Vulture was unable to obtain an actual photo of the cardigan, but trust us, it’s evil.
Photo: Giles Keyte

Spoilers ahead for Wicked, the 22-year-old Broadway show, and Wicked: For Good.

Last year at the Oscars, Paul Tazewell deservedly won Best Costume Design for Wicked, and he could very well do so again this year for the film’s sequel, Wicked: For Good. If he manages this feat, it will be due to the gloriously detailed costumes of the Munchkins, Glinda the Good’s slew of artisanal pink gowns, and the Tin Man’s silver suit, which is simultaneously beautiful and eerie. It will also, technically, be for Elphaba Thropp’s bulky, itchy-looking, ragged greige cardigan, which she puts on to make love. And that will be something that both Tazewell and I will have to live with.

The sex cardigan appears only once, during what should be the steamiest, naked-est moment in the film: Elphaba and Fiyero’s love scene, set to “As Long As You’re Mine.” After a movie and a half of build up, Fiyero has just finally left Glinda for Elphaba, and the two lovers have stolen away to Elphaba’s tree hole, where she is hiding from the Wizard and Madame Morrible. The intro music for the sultry song comes on … and Elphaba begins to disrobe. She takes off her coat. She looks longingly at Fiyero. Then, for some reason, she dons a giant clunky sweater. For emphasis: This man has left his fiancée for her, they are in a tree hole together, and they are singing a sex jam. Then she pulls out an extra layer of scratchy wool.

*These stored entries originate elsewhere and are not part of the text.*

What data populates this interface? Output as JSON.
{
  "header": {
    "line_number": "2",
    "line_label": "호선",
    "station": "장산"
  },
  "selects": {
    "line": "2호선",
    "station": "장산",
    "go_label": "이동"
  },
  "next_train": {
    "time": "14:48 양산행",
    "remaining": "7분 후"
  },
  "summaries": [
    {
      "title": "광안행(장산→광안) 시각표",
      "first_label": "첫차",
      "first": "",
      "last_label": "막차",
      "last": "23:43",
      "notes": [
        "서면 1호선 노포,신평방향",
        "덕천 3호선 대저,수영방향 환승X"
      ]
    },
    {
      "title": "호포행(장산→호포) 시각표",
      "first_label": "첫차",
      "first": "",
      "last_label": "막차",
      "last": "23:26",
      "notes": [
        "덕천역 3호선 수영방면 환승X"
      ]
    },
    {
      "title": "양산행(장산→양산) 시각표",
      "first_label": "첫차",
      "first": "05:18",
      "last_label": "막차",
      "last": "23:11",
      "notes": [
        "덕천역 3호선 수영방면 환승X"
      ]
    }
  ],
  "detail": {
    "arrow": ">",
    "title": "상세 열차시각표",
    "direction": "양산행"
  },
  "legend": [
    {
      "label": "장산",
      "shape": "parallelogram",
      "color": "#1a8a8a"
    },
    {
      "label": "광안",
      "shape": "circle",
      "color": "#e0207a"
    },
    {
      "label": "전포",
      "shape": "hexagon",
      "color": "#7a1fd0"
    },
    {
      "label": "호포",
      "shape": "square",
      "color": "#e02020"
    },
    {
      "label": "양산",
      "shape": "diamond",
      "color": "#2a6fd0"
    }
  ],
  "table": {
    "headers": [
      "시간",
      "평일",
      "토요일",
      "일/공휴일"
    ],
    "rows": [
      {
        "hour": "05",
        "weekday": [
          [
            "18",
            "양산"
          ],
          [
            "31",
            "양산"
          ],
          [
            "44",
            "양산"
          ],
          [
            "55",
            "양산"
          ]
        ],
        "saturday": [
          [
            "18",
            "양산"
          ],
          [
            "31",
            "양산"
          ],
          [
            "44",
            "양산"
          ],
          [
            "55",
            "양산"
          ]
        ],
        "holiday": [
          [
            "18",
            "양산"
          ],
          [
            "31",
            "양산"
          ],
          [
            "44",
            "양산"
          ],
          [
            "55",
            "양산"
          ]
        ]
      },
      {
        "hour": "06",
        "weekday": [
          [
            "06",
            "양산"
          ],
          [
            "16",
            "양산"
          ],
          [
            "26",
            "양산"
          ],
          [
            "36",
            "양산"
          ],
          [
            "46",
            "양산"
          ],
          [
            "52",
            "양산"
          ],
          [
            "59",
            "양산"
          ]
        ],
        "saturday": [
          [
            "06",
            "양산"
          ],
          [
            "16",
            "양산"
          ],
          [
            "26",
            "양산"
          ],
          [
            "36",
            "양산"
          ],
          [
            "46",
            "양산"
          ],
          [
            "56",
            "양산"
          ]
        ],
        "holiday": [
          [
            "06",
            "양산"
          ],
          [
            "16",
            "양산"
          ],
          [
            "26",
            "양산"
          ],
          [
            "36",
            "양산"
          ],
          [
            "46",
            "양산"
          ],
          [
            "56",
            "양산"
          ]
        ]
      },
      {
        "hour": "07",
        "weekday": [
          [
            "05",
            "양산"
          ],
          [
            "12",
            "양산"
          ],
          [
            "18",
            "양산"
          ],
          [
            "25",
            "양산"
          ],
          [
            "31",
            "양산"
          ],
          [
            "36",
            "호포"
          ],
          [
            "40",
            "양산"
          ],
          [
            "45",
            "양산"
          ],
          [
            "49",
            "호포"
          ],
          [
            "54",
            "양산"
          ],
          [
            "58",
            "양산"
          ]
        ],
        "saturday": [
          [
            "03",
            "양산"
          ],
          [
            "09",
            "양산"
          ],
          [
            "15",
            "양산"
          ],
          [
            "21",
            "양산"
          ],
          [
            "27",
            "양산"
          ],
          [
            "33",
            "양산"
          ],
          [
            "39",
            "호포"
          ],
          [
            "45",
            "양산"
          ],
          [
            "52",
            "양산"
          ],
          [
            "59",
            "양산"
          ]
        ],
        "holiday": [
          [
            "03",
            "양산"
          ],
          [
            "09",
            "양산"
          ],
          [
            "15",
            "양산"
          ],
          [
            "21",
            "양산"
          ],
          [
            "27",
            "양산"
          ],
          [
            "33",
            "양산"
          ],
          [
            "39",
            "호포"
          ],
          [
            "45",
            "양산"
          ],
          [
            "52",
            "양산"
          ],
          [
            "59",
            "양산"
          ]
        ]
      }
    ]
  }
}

Part of the issue here is the sweater itself. It is an insipid shade of gray-brown that dulls the entire frame with its presence. It looks like it has been dragged across the forest floor and is covered in holes. It’s the only part of Elphaba’s witchy-chic wardrobe that has ever looked unkempt. Plus it’s just so long. The garment goes down to her calves, and when the two later hold each other while levitating, the cardigan in fact seems to gets longer in real time. It is the only garment in either film that could be described as unfitted and lumpy. Why is it being deployed as if it were a piece of lingerie?

Director Jon M. Chu has said that he intentionally changed “As Long As You’re Mine” to be less horny than it is in the Broadway version of Wicked. Onstage, the two begin the song while making out; here, they don’t kiss until the end of it. That’s a mistake. The lyrics that Elphaba opens the song with are “Kiss me too fiercely, hold me too tight,” which don’t make a lot of sense from someone who has yet to be kissed or held. Onscreen, the romantic partners have very little sexual chemistry, which is compounded by the fact that they barely touch. The sweater becomes the physical manifestation of their lack of connection.

Worse, Elphaba is supposed to end the song realizing, for the first time, that she is beautiful. She’s wrong to be self-conscious about her “verdigris”! Fiyero still wants to have sex with her so badly! But in the film, all we see her do is cover herself up more. She is putting a large woolen blockade between herself and Fiyero and hiding her green arms from sight. It looks like an item somebody would wear in Saturday Night Live’s “Fashion Coward” sketch. And Elphaba can’t be a coward.

After “As Long As You’re Mine” ends, the movie cuts to the loving couple in bed the next morning. Clearly, they’ve had sex. And, while he’s shirtless, she is not only wearing her dress (the movie is PG-13, after all), but she’s also still wearing the cardigan. The implication, to my eyes, is that she never took the thing off. She got railed in her sex cardigan, then turned over and went to sleep. Please, dear Oz, won’t someone cast a spell in the Grimmerie that makes it go away by the time Wicked: For Good hits Peacock?